Afonso Camões* - Jornal de Notícias, opinião
Olhemos o planisfério à procura de laços. Aí está. Há pelo menos uma nação no Mundo cuja capital está em cinco continentes: é a língua portuguesa, património comum de sete estados soberanos, adoçada e declinada com diferentes acentos e musicalidades em cada ponto da cartografia onde espetamos o alfinete de cabeça colorida.
Assim é, desta pontinha na Europa ao Brasil, de Cabo Verde a São Tomé, Angola e Moçambique, e também Timor. Podemos espetar ainda outro em Macau, onde o português, apesar de ser usado por uma minoria, partilha com o mandarim o estatuto de língua oficial.
Se isto não é mercado, onde é que está o mercado? Porque será que, em poucos anos, a língua portuguesa já é ensinada em quase duas dezenas de universidades chinesas? A resposta é de previsão estatística e vem-nos da UNESCO: até 2050, haverá entre 340 e 400 milhões de falantes lusófonos. E aqui, o sábio olho chinês para o mercado revela visão rasgada sobre o Mundo e o incerto futuro.
É que a língua portuguesa, tradicionalmente de cultura e diplomacia, pode e deve voltar a assumir a condição de língua global de comércio, como o foi no período da primeira globalização, com os Descobrimentos. A miragem imperial dissolveu-se há muito. Mas o português já é a quarta língua mais utilizada na internet, a terceira mais utilizada no Facebook e no Twitter, e o poder económico do mundo lusófono, em crescimento, já representa 4% da riqueza mundial.
Não se percebe, a esta luz, que passados 20 anos, assinalados em breve, sobre a criação da CPLP não haja uma verdadeira aposta recíproca em transformar a geografia lusófona num verdadeiro mercado comum, facilitador de transações e de livre circulação, pondo termo a esse negócio hipócrita e corrupto que se esconde por detrás da teia burocrática e da concessão de vistos para viagens ou comércio.

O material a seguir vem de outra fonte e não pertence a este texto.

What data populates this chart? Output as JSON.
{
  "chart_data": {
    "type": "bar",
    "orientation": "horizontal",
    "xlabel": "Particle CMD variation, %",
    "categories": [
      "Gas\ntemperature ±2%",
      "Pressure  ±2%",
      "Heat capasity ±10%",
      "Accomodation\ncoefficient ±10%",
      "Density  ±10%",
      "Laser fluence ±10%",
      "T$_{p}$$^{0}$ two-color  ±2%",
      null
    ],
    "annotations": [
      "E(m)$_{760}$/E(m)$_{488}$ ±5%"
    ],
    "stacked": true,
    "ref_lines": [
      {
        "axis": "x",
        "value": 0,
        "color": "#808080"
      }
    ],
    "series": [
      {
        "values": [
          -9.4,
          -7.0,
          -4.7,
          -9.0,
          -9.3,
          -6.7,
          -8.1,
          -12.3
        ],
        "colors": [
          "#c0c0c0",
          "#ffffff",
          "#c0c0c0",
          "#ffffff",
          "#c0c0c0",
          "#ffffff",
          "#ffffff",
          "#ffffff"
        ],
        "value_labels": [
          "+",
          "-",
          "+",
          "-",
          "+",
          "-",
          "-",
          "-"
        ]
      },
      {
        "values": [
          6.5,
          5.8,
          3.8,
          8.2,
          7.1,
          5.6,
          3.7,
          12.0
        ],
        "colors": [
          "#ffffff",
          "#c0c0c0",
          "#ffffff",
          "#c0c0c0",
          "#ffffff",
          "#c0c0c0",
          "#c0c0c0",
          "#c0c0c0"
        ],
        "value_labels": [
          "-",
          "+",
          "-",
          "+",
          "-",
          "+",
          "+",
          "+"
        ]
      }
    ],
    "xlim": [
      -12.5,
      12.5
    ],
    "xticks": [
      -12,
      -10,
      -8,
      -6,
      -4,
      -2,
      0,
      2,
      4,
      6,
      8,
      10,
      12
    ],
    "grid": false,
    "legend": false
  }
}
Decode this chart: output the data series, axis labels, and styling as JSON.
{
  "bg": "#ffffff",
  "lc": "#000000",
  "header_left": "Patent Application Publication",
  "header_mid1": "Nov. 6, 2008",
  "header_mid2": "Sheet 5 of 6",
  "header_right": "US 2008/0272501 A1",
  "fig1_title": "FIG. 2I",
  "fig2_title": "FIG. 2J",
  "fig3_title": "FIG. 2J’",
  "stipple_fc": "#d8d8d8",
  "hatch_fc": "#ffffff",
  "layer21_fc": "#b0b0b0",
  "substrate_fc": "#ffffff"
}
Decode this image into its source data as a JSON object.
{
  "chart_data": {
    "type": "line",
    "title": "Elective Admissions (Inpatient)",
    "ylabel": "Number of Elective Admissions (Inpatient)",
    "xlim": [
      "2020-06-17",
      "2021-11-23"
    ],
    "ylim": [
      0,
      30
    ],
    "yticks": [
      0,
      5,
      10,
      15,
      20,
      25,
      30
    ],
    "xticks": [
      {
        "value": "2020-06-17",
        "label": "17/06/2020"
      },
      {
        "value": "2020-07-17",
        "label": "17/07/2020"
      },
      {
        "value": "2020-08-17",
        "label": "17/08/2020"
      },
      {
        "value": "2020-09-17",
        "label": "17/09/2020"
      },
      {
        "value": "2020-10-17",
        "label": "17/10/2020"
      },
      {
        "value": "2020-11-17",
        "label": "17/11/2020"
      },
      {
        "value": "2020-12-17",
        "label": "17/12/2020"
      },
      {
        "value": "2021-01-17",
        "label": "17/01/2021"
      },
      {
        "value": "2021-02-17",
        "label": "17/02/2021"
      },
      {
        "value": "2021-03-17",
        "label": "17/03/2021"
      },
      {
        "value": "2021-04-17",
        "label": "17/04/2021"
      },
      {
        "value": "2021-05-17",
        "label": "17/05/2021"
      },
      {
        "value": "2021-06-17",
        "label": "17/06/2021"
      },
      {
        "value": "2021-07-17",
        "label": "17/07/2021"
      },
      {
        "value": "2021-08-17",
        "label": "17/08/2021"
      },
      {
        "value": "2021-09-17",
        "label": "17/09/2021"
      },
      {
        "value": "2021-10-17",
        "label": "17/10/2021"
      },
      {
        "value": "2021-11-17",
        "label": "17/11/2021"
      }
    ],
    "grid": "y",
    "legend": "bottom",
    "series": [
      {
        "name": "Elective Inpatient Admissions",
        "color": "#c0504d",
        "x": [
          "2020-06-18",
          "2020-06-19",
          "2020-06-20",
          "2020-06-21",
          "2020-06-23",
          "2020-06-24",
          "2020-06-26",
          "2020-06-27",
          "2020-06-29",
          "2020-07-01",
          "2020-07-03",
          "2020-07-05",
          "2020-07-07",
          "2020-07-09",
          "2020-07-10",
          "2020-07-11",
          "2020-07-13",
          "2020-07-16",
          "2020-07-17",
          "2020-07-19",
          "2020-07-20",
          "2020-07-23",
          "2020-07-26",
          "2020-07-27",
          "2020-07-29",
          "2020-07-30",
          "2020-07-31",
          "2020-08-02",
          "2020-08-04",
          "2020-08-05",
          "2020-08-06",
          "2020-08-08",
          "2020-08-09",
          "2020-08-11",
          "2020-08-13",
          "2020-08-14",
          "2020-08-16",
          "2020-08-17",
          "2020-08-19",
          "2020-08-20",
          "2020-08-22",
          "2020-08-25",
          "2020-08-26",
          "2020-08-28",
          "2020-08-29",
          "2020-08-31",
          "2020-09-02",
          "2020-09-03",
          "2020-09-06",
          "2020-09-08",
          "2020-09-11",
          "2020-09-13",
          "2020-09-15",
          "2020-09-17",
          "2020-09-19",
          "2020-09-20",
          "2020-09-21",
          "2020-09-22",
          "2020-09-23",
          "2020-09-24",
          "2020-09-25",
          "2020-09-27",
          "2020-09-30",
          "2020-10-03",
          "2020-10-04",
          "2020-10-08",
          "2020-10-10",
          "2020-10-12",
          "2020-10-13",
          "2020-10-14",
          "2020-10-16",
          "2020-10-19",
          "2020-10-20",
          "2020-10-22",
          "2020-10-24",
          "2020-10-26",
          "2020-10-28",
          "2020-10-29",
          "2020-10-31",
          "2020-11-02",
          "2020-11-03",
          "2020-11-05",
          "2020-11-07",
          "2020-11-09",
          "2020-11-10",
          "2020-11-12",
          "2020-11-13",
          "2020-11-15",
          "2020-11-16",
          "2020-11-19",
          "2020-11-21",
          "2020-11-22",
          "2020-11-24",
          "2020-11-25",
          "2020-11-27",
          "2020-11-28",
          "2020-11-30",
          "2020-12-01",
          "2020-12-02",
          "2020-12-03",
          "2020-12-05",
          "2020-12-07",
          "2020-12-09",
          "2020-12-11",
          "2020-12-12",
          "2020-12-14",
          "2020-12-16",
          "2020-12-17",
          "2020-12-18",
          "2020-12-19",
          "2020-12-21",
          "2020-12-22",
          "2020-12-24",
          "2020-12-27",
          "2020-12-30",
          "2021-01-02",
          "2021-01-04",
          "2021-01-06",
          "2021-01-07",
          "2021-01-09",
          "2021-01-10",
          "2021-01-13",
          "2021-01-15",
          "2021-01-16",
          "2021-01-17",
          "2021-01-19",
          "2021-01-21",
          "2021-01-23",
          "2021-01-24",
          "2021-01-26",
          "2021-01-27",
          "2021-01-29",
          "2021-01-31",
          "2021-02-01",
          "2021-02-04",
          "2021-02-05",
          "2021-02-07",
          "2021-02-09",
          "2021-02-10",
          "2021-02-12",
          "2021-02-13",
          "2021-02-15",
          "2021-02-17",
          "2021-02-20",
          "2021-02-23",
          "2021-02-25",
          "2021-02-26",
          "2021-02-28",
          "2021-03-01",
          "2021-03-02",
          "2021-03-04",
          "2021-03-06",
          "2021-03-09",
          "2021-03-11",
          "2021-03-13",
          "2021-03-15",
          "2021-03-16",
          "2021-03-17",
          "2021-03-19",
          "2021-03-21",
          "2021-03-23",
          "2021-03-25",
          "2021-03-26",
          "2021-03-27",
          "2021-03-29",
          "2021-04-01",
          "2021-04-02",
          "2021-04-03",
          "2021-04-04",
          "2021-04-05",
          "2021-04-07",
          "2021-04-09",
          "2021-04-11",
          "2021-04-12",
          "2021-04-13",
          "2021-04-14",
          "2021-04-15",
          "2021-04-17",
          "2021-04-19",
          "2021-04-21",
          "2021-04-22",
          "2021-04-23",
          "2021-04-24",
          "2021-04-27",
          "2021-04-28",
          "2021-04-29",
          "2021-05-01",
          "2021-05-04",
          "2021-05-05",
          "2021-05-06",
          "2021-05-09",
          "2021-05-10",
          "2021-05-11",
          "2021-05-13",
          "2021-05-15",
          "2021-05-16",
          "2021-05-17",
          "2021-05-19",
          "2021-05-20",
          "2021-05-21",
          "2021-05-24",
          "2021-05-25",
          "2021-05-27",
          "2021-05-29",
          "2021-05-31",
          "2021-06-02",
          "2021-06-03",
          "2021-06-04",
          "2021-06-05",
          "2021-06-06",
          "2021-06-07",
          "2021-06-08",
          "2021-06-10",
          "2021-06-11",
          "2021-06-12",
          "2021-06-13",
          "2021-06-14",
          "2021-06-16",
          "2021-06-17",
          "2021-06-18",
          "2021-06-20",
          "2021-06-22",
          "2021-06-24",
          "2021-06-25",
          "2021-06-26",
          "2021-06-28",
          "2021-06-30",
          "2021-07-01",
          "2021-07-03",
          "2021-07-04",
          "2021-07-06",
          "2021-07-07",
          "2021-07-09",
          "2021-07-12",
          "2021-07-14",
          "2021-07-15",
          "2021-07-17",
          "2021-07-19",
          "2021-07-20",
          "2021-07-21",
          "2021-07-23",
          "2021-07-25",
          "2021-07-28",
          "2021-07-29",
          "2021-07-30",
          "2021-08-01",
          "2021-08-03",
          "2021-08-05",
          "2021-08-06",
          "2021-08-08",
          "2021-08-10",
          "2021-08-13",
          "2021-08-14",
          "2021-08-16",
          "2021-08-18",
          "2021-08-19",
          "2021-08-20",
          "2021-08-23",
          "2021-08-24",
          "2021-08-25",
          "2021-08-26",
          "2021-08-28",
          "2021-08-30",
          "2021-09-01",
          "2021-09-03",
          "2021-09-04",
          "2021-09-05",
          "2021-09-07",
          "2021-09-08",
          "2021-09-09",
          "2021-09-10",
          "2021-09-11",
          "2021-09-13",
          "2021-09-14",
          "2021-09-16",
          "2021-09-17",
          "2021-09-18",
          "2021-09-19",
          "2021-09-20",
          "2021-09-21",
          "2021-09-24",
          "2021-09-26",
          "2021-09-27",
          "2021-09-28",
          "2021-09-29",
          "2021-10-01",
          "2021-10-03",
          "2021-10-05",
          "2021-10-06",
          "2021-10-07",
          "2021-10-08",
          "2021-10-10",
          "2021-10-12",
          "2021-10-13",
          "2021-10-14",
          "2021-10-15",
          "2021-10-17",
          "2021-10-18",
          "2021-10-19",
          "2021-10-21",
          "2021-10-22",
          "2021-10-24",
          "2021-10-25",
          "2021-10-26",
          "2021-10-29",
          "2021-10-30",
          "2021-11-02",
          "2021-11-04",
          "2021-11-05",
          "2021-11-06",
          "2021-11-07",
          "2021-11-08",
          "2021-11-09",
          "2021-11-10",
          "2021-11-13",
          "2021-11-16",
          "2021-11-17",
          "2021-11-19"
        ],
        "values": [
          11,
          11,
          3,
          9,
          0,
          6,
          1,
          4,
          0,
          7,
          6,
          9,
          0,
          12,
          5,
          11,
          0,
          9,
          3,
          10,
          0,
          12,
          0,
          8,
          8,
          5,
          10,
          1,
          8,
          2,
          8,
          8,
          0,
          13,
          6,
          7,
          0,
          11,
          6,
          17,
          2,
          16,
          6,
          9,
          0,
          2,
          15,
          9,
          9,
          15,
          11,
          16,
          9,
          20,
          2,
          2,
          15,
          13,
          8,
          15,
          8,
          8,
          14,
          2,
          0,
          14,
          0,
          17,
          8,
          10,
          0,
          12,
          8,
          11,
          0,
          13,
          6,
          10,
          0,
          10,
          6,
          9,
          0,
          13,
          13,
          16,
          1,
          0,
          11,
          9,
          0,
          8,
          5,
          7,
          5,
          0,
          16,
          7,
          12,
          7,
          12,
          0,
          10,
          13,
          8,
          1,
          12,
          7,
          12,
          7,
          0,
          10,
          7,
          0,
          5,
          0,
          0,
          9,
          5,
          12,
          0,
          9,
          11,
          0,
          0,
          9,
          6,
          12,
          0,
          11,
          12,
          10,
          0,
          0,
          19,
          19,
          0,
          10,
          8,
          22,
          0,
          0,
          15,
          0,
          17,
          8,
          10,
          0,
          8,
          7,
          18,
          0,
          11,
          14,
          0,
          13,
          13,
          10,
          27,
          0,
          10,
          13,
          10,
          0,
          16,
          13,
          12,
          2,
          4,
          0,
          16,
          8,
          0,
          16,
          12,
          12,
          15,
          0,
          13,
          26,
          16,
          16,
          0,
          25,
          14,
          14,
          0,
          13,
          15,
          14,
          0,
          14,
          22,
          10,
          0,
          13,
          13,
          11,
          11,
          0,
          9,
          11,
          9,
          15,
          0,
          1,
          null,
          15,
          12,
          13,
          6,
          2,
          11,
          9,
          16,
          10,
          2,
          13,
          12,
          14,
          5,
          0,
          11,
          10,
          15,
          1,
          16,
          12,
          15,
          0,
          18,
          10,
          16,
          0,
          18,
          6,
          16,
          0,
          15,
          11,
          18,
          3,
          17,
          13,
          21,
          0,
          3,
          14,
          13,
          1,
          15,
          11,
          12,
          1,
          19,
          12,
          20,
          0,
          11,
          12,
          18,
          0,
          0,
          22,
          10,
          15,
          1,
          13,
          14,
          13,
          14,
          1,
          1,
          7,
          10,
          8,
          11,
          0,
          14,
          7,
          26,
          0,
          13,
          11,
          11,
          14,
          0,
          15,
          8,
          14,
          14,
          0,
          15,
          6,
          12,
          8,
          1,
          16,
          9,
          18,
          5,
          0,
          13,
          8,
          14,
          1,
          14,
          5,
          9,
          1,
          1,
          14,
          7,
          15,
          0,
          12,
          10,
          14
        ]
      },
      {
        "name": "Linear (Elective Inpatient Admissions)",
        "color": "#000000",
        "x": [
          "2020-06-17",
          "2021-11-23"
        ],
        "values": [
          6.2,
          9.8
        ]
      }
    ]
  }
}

Numa comunidade de estados soberanos vigora o princípio da reciprocidade. Pelo que o ónus destes atavismos é de cada um e de todos os sócios, a começar por nós. Nas vésperas de um 10 de junho que o presidente Marcelo leva pela primeira vez para fora de Portugal, para homenagear a nossa diáspora, e a poucos dias do 20.º aniversário da CPLP, é dever dos nossos políticos valorizar a língua como ativo verdadeiramente estratégico, com futuro.
Que importa se é fado ou mandó, morna ou marrabenta? Pode até ser samba, cantado por Caetano: não deixemos "estes portugais morrerem à míngua, minha pátria é minha língua" (...) eu gosto de sentir a minha língua roçar a língua de Camões". O outro, claro.